De acordo com Ricristhi Gonçalves, coordenadora da Vigilância Epidemiológica e Prevenção em Saúde do Ceará, embora a área trabalhe com modelos preditivos que podem vir a indicar casos e óbitos específicos, "é uma doença nova e a sua disseminação poderá comportar-se de forma imprevisível e de acordo com as medidas de enfrentamento tomadas".
Segundo a gestora, os testes realizados em óbitos suspeitos da infecção viral têm recebido tratamento prioritário através de um algoritmo. A indicação é de que o tempo entre a coleta da amostra, o envio ao laboratório e a liberação do resultado tem sido, em média, de quatro dias. Para agilizar essas atividades, Ricristhi argumenta que "novos laboratórios foram incorporados à rede de diagnóstico".
Epicentro
Fortaleza segue com o maior número de casos e óbitos provocados pela Covid-19 no Ceará. Das 638 mortes já registradas, 498 foram de pacientes da Capital. Durante a semana, a Secretaria Municipal da Saúde (SMS) informou que os casos fatais já se estendiam por 90 dos 121 bairros da cidade.
No último informe epidemiológico também divulgado durante a semana, a SMS afirmou que 75% dos falecimentos de Fortaleza ocorreram em bairros periféricos, de baixo e muito baixo IDH (Índice de Desenvolvimento Humano). As regiões do Grande Pirambu, Grande Vicente Pinzón e Grande Jangurussu preocupam o município.
"Tem todo um contexto social que, para uma epidemia de uma doença respiratória que se transmite pelo ar, os casos se propagam com muito mais facilidade e o isolamento é muito mais complexo, além dessa questão do acesso à saúde e da vulnerabilidade social", explica o gerente da Célula de Vigilância Epidemiológica de Fortaleza, Antônio Lima.
De acordo com ele, há de se considerar ainda a demanda alta de moradores necessitados do Sistema Único de Saúde (SUS) e uma provável maior prevalência de comorbidades. "Os óbitos aumentaram numa proporção similar ao número de casos.
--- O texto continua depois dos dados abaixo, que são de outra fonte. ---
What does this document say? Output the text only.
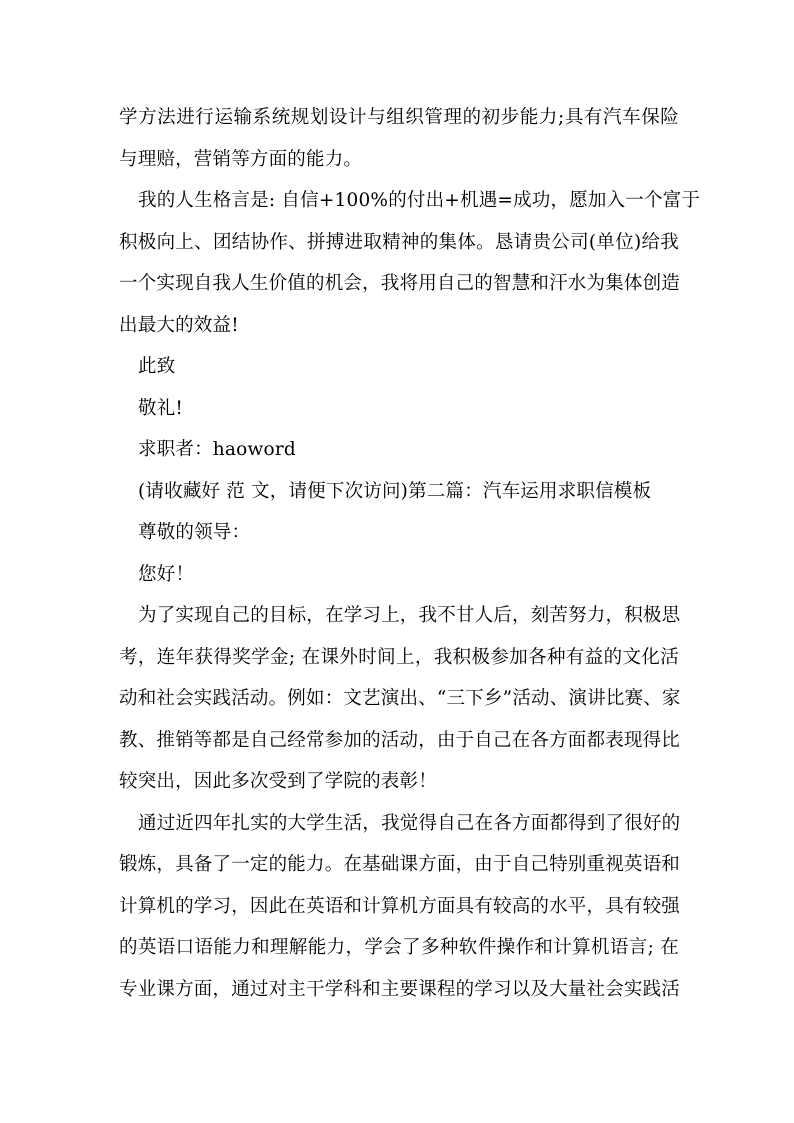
学方法进行运输系统规划设计与组织管理的初步能力;具有汽车保险
与理赔，营销等方面的能力。
我的人生格言是: 自信+100%的付出+机遇=成功，愿加入一个富于
积极向上、团结协作、拼搏进取精神的集体。恳请贵公司(单位)给我
一个实现自我人生价值的机会，我将用自己的智慧和汗水为集体创造
出最大的效益!
此致
敬礼!
求职者：haoword
(请收藏好 范 文，请便下次访问)第二篇：汽车运用求职信模板
尊敬的领导：
您好！
为了实现自己的目标，在学习上，我不甘人后，刻苦努力，积极思
考，连年获得奖学金; 在课外时间上，我积极参加各种有益的文化活
动和社会实践活动。例如：文艺演出、“三下乡”活动、演讲比赛、家
教、推销等都是自己经常参加的活动，由于自己在各方面都表现得比
较突出，因此多次受到了学院的表彰！
通过近四年扎实的大学生活，我觉得自己在各方面都得到了很好的
锻炼，具备了一定的能力。在基础课方面，由于自己特别重视英语和
计算机的学习，因此在英语和计算机方面具有较高的水平，具有较强
的英语口语能力和理解能力，学会了多种软件操作和计算机语言; 在
专业课方面，通过对主干学科和主要课程的学习以及大量社会实践活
Embora tenha tido uma variação de letalidade, os números vão aumentar porque alguns acabaram não sendo confirmados em algumas áreas mais periféricas", explica Lima.
As causas
Conforme o infectologista Anastácio Queiroz, o distanciamento social na periferia é "impossível". "Não é que as pessoas sejam más, elas não podem. Elas moram numa casa que tem sete pessoas vivendo em dois cômodos, em rua onde, entre uma casa e outra, são dois metros", argumenta. Para ele, "a gente tem que ser capaz de convencê-las de que o distanciamento é importante, se elas não entenderem isso, fica muito difícil".
Na análise de Ricristhi Gonçalves, o aumento de óbitos sugere "um provável relaxamento nas medidas de isolamento". Segundo ela, o uso de máscaras, maior rigor nas medidas e controle do acompanhamento de sintomáticos podem "contribuir significativamente para a redução".
Para Antônio Lima, a "mensagem agora é de isolamento mais radical intracomunitário". Segundo ele, é mais complicado manter o distanciamento em grandes adensamentos populacionais. "Mas esse isolamento é a única arma de redução de transmissão, fora a assistência, pois ele daria mais impacto na saúde pública do que esperar o doente adoecer", concluiu.
Número de testes sobe 556%
Desde que a pandemia da infecção provocada pelo novo coronavírus começou a circular pelo Ceará, o Laboratório Central de Saúde Pública do Estado (Lacen), gerenciado pela Secretaria da Saúde, e os laboratórios privados já realizaram, até as 17h16 deste sábado (2), o total de 27.140 testes para identificação de anticorpos do Sars-CoV-2, vírus que provoca a Covid-19.
Os exames são realizados em pessoas que apresentam quadros clínicos com Síndrome Gripal (SG) ou Síndrome Respiratória Aguda Grave (SRAG).